# 1. Introduction

A leap year occurs almost every four years to account for the fact that Earth's orbit around the sun takes approximately 365.24 days. A leap year has 366 days, with an additional day added to February. Determining whether a year is a leap year or not involves some specific rules. In this tutorial, we'll create a Ruby program to check if a given year is a leap year.

# 2. Program Steps

1. Set up the Ruby development environment.

2. Prompt the user to input a year.

3. Check the year against the leap year conditions.

4. Display the result to the user.

# 3. Code Program

``````# Prompting the user for a year
puts "Enter a year to check if it's a leap year:"
year = gets.chomp.to_i
# Checking if the year is a leap year
if (year % 4 == 0) && (year % 100 != 0) || (year % 400 == 0)
puts "#{year} is a leap year."
else
puts "#{year} is not a leap year."
end
``````

### Output:

```Enter a year to check if it's a leap year:
2000
2000 is a leap year.
```

### Explanation:

1. gets: Captures user input, which is read as a string by default.

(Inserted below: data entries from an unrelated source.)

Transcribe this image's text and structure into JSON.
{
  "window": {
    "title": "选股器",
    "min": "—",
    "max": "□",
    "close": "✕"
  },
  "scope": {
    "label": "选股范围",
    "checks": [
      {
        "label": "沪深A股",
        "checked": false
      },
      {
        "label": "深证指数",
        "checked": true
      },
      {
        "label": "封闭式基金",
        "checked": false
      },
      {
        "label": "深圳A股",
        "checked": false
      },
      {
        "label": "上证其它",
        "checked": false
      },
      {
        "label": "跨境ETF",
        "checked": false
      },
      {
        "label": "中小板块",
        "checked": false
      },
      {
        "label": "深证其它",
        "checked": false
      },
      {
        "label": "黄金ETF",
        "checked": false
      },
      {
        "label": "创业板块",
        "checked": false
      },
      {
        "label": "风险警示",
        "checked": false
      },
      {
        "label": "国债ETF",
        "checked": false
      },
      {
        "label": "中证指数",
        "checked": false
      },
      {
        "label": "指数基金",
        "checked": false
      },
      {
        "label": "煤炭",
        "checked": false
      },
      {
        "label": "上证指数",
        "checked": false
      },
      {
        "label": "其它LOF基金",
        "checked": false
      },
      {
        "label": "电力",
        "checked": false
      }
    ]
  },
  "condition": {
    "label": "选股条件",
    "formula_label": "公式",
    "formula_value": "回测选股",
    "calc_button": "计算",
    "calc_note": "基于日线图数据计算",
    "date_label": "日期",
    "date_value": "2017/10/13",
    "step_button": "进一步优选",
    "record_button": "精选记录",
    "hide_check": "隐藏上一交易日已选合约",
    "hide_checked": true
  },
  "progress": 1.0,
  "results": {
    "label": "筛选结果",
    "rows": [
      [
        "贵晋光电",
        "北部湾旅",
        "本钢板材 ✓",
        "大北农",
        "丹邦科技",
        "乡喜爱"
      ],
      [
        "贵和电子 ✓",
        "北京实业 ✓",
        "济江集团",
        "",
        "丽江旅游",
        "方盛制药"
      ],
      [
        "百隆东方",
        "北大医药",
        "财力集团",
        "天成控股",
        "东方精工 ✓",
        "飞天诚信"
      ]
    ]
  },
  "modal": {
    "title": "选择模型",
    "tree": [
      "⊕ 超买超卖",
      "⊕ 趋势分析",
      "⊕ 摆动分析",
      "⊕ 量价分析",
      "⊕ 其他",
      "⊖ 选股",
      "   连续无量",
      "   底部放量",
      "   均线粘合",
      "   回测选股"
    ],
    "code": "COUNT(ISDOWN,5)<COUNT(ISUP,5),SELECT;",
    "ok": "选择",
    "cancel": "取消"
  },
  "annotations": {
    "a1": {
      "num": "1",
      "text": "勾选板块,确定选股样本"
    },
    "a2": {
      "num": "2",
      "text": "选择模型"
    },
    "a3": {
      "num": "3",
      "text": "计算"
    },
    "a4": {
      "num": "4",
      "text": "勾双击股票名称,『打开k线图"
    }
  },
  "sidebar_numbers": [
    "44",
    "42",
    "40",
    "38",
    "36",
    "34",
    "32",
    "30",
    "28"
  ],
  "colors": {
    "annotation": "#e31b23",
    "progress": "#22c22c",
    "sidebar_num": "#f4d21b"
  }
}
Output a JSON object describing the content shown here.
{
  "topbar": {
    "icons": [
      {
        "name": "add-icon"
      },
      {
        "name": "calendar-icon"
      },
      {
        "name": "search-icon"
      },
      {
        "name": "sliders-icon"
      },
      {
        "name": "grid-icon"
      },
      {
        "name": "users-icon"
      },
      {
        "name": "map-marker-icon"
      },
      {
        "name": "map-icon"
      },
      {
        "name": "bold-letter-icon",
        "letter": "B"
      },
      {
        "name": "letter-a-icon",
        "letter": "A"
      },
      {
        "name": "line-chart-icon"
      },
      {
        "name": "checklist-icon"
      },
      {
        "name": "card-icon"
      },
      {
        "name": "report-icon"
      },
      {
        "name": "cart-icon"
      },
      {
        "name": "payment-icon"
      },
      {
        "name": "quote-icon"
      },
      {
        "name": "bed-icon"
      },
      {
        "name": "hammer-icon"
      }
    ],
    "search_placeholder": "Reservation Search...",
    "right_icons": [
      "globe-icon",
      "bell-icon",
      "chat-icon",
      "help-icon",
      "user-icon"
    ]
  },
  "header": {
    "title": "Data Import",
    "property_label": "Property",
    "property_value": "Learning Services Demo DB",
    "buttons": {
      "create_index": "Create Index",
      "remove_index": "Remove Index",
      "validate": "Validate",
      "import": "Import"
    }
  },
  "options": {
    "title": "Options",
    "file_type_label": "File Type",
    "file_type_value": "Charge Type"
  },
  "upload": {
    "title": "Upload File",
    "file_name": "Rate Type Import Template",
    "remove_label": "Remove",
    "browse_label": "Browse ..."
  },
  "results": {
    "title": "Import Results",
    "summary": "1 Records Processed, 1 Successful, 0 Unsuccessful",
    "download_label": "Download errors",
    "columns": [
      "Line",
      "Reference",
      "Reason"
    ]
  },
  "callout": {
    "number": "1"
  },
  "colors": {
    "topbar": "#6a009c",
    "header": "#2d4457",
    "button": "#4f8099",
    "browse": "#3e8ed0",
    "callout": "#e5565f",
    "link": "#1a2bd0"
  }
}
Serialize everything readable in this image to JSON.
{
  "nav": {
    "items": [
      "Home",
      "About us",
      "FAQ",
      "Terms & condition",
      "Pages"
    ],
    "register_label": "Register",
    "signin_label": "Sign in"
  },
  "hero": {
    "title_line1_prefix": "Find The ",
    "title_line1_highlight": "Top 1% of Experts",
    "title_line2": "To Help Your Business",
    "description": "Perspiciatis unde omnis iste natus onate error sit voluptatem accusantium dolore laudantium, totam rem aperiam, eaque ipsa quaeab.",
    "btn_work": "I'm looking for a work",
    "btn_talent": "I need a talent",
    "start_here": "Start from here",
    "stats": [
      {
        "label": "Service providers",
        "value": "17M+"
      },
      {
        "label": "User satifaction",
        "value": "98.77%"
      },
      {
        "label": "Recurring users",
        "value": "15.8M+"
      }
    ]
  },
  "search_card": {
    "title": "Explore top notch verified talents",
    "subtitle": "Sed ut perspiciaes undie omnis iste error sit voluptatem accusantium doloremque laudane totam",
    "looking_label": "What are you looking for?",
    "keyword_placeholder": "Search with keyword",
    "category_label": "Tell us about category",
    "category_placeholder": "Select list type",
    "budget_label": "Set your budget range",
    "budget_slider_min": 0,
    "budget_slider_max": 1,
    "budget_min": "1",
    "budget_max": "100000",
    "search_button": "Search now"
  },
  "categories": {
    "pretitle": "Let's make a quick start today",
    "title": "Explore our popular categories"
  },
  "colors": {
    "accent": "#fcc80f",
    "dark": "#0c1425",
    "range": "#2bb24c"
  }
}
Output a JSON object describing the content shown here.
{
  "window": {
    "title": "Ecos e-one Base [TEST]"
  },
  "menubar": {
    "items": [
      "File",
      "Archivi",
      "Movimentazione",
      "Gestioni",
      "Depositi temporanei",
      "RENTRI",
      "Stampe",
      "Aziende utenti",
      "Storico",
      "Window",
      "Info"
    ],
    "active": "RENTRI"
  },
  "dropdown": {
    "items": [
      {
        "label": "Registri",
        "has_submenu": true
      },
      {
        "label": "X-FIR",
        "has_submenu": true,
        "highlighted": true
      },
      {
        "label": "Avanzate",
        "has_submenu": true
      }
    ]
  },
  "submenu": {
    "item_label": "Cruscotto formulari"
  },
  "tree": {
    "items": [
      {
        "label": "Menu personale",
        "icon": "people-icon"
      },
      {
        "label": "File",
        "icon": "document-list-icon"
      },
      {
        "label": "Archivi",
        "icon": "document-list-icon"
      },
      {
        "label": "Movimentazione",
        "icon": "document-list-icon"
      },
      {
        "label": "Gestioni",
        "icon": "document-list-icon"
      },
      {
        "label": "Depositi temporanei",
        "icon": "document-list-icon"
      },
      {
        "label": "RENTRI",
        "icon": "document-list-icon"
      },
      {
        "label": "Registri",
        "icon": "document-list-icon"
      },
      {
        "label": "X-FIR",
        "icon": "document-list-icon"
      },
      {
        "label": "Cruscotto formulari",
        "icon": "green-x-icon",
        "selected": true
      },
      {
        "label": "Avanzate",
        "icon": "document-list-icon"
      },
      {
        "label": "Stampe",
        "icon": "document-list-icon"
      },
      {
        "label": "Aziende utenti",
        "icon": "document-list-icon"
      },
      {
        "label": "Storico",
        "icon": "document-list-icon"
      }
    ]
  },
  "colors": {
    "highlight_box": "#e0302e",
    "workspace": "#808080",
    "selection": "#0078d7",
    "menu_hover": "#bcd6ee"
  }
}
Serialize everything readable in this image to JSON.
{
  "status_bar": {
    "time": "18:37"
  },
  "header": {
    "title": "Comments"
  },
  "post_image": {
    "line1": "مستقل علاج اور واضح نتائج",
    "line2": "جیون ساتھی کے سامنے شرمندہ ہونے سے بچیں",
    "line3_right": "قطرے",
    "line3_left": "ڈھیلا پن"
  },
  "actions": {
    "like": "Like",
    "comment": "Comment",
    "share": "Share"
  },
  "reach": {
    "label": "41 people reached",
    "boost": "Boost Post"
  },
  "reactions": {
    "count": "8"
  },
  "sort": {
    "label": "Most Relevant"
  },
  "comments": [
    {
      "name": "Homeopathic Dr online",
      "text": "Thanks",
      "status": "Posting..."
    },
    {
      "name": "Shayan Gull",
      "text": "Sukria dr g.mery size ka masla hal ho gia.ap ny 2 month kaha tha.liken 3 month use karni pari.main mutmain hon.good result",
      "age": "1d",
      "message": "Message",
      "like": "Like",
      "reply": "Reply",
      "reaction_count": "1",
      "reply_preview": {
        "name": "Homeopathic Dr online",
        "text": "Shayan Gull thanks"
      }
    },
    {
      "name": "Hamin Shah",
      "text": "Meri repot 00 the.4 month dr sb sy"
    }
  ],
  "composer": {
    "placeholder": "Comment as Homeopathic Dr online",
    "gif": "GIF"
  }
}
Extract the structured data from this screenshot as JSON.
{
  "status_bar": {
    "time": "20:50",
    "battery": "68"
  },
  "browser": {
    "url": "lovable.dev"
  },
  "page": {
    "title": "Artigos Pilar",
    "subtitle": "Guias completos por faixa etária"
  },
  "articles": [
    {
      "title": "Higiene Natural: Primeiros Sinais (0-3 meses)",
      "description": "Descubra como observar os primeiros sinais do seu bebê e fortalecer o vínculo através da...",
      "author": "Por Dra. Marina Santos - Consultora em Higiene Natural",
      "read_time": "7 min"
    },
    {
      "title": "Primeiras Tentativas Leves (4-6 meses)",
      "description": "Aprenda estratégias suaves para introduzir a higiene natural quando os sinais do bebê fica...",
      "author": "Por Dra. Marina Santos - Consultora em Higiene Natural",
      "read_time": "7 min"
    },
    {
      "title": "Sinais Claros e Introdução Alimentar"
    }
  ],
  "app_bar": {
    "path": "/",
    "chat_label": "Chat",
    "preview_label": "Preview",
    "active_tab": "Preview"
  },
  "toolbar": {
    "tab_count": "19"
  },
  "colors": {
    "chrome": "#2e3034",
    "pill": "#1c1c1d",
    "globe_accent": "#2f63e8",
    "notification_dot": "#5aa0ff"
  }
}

2. chomp: Removes the newline character, which is added when the user hits Enter.

3. to_i: Converts the string input to an integer for arithmetic operations.

4. year % 4 == 0: Checks if the year is divisible by 4, which is one of the conditions for a leap year.

5. year % 100 != 0: Ensures that the year is not divisible by 100 unless it is also divisible by 400. This rule accounts for the fact that Earth's orbit is not exactly 365.25 days long.

6. year % 400 == 0: Ensures that years divisible by 400 are considered leap years. This rule helps adjust for the discrepancy introduced by the previous rule.

7. The combination of the above conditions using && (and) and || (or) allows us to correctly determine leap years in the Gregorian calendar.

By following these steps, we can determine whether a given year is a leap year using Ruby.